"I can't eat."

"You must. Bear yourself as an Englishwoman should, Brenda. Think how many women there are at this moment mourning over the death of their dearest. You, at least, have hope--it might have been far worse."

Brenda, agitated as she was, could not but admit the truth of this, and she forced herself to eat. She would need all her strength to bear up against this cruel blow. After all, as her father had very rightly said, things were far from being as bad as they might have been. Her husband's name might have been on the list of those killed or dangerously wounded. As it was he was only missing. News of him might come at any time. She reproached herself with ingratitude toward a kind Providence. In a more cheerful frame of mind she finished her breakfast and got ready to go down to the War Office with her father. There she had an object-lesson in seeing the endurance of women whose news was as bad as it could be. If her own trouble was hard to bear, how infinitely harder was the lot of those whose dead lay on the stricken field.

"Father! father!" she whispered, "I should not repine. I am so much better off than these poor things!"

The news of the Tugela disaster had brought a large crowd to the War Office, and a vast number of people had collected in the street. Men and women were scanning the fatal lists, and many a heartrending sight did the girl see as she stood there waiting for her father, who had gone into the office to see if he could gain any definite news about his son-in-law. Outside, a proud old lady sat waiting in her carriage. She bore herself with dignity, but her face was ashen white. And as Brenda stood there, she saw a girl come out and stagger into the carriage. No word was spoken, but in a storm of weeping she threw herself on the old lady's breast. And the older woman neither wept nor cried out, but drove silently away with the distracted girl beside her, and she was a woman who had given her country of the best she had to offer--the life of her son.

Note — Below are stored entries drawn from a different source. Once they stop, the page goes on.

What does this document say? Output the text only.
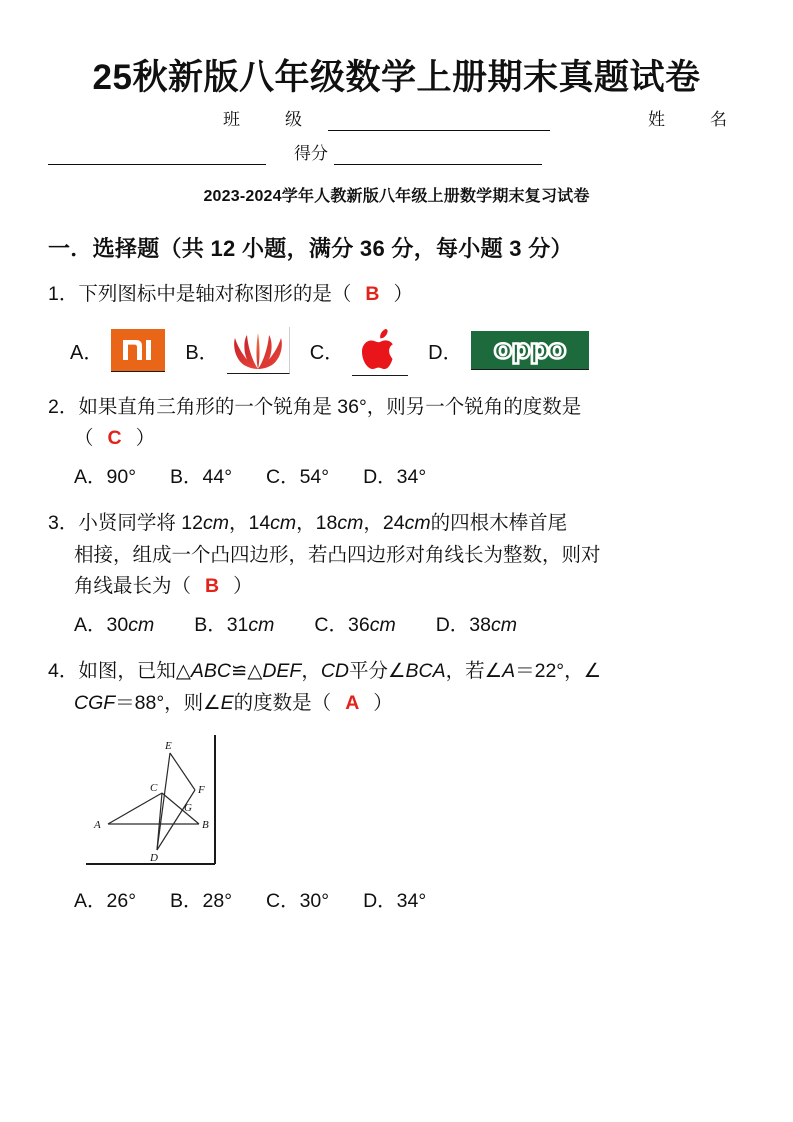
25秋新版八年级数学上册期末真题试卷
班　级	姓　名
得分
2023-2024学年人教新版八年级上册数学期末复习试卷
一．选择题（共 12 小题，满分 36 分，每小题 3 分）
1．下列图标中是轴对称图形的是（ B ）
A．	B．	C．	D． oppo
2．如果直角三角形的一个锐角是 36°，则另一个锐角的度数是
（ C ）
A．90° B．44° C．54° D．34°
3．小贤同学将 12cm，14cm，18cm，24cm的四根木棒首尾
相接，组成一个凸四边形，若凸四边形对角线长为整数，则对
角线最长为（ B ）
A．30cm B．31cm C．36cm D．38cm
4．如图，已知△ABC≌△DEF，CD平分∠BCA，若∠A＝22°，∠
CGF＝88°，则∠E的度数是（ A ）
E
C	F
G
A	B
D
A．26° B．28° C．30° D．34°
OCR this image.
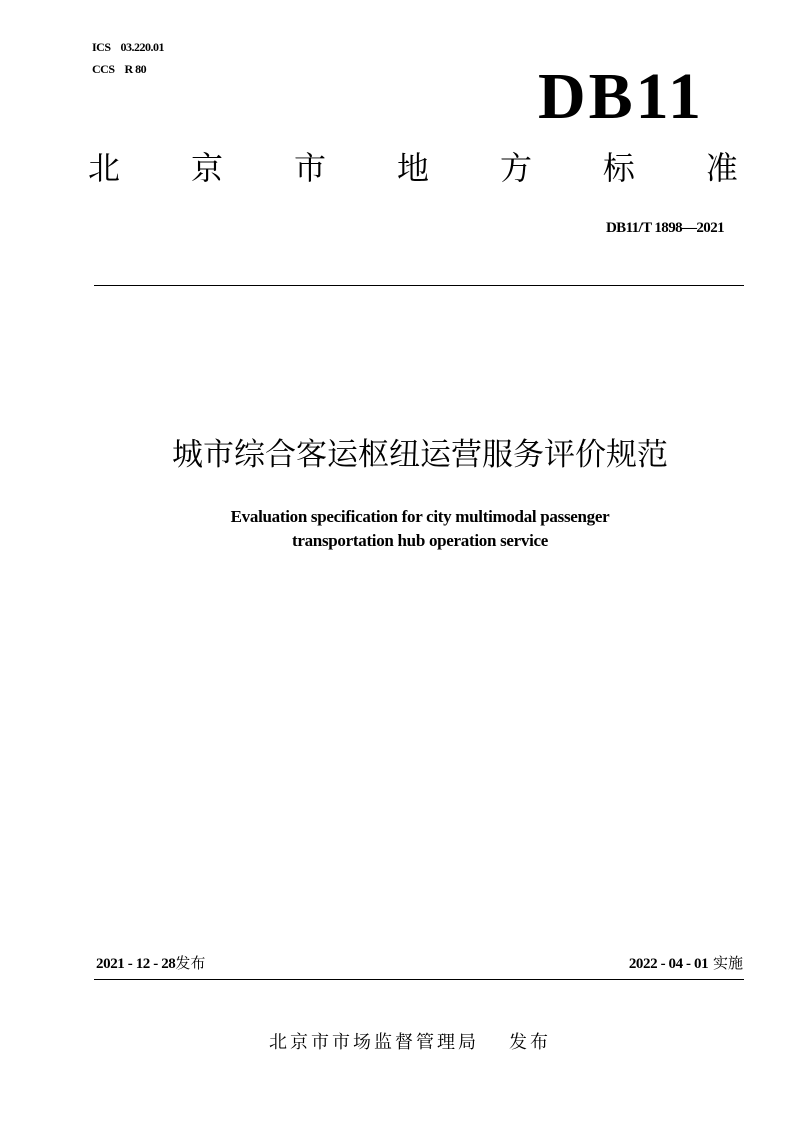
ICS 03.220.01
CCS R 80	DB11
北 京 市 地 方 标 准
DB11/T 1898—2021
城市综合客运枢纽运营服务评价规范
Evaluation specification for city multimodal passenger
transportation hub operation service
2021 - 12 - 28发布	2022 - 04 - 01 实施
北京市市场监督管理局 发布
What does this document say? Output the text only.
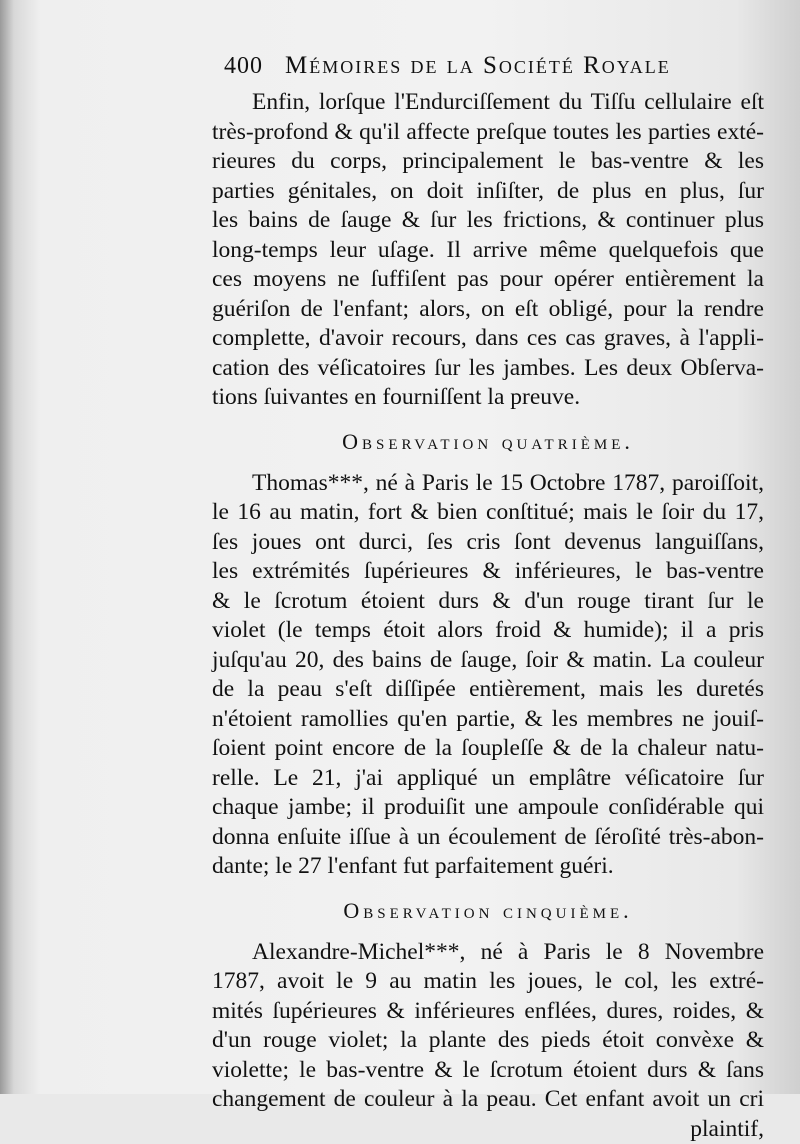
400 Mémoires de la Société Royale

Enfin, lorſque l'Endurciſſement du Tiſſu cellulaire eſt
très-profond & qu'il affecte preſque toutes les parties exté-
rieures du corps, principalement le bas-ventre & les
parties génitales, on doit inſiſter, de plus en plus, ſur
les bains de ſauge & ſur les frictions, & continuer plus
long-temps leur uſage. Il arrive même quelquefois que
ces moyens ne ſuffiſent pas pour opérer entièrement la
guériſon de l'enfant; alors, on eſt obligé, pour la rendre
complette, d'avoir recours, dans ces cas graves, à l'appli-
cation des véſicatoires ſur les jambes. Les deux Obſerva-
tions ſuivantes en fourniſſent la preuve.

Observation quatrième.

Thomas***, né à Paris le 15 Octobre 1787, paroiſſoit,
le 16 au matin, fort & bien conſtitué; mais le ſoir du 17,
ſes joues ont durci, ſes cris ſont devenus languiſſans,
les extrémités ſupérieures & inférieures, le bas-ventre
& le ſcrotum étoient durs & d'un rouge tirant ſur le
violet (le temps étoit alors froid & humide); il a pris
juſqu'au 20, des bains de ſauge, ſoir & matin. La couleur
de la peau s'eſt diſſipée entièrement, mais les duretés
n'étoient ramollies qu'en partie, & les membres ne jouiſ-
ſoient point encore de la ſoupleſſe & de la chaleur natu-
relle. Le 21, j'ai appliqué un emplâtre véſicatoire ſur
chaque jambe; il produiſit une ampoule conſidérable qui
donna enſuite iſſue à un écoulement de ſéroſité très-abon-
dante; le 27 l'enfant fut parfaitement guéri.

Observation cinquième.

Alexandre-Michel***, né à Paris le 8 Novembre
1787, avoit le 9 au matin les joues, le col, les extré-
mités ſupérieures & inférieures enflées, dures, roides, &
d'un rouge violet; la plante des pieds étoit convèxe &
violette; le bas-ventre & le ſcrotum étoient durs & ſans
changement de couleur à la peau. Cet enfant avoit un cri

plaintif,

"Oh, poor woman! poor woman!" wept Brenda.

There was a silence as of death in that crowded office, save for now and again a low whisper or a stifled sob. And still the people came and went and came again. Brenda waited with sinking heart. When would her father come? Would he bring good news or bad? She braced herself up to bear the worst.

"It is all right, Brenda," she heard him say at last--he had come up behind her as she stood watching the crowd outside. "Harold is safe!"

"Oh, thank God for that!" she gasped, clinging to his arm. "He is not wounded, is he?"

"No! He is a prisoner. He was out with a detachment of his men on patrol duty, and the Boers captured the whole lot. I expect he will be sent to Pretoria, so you need not be anxious now, my dear."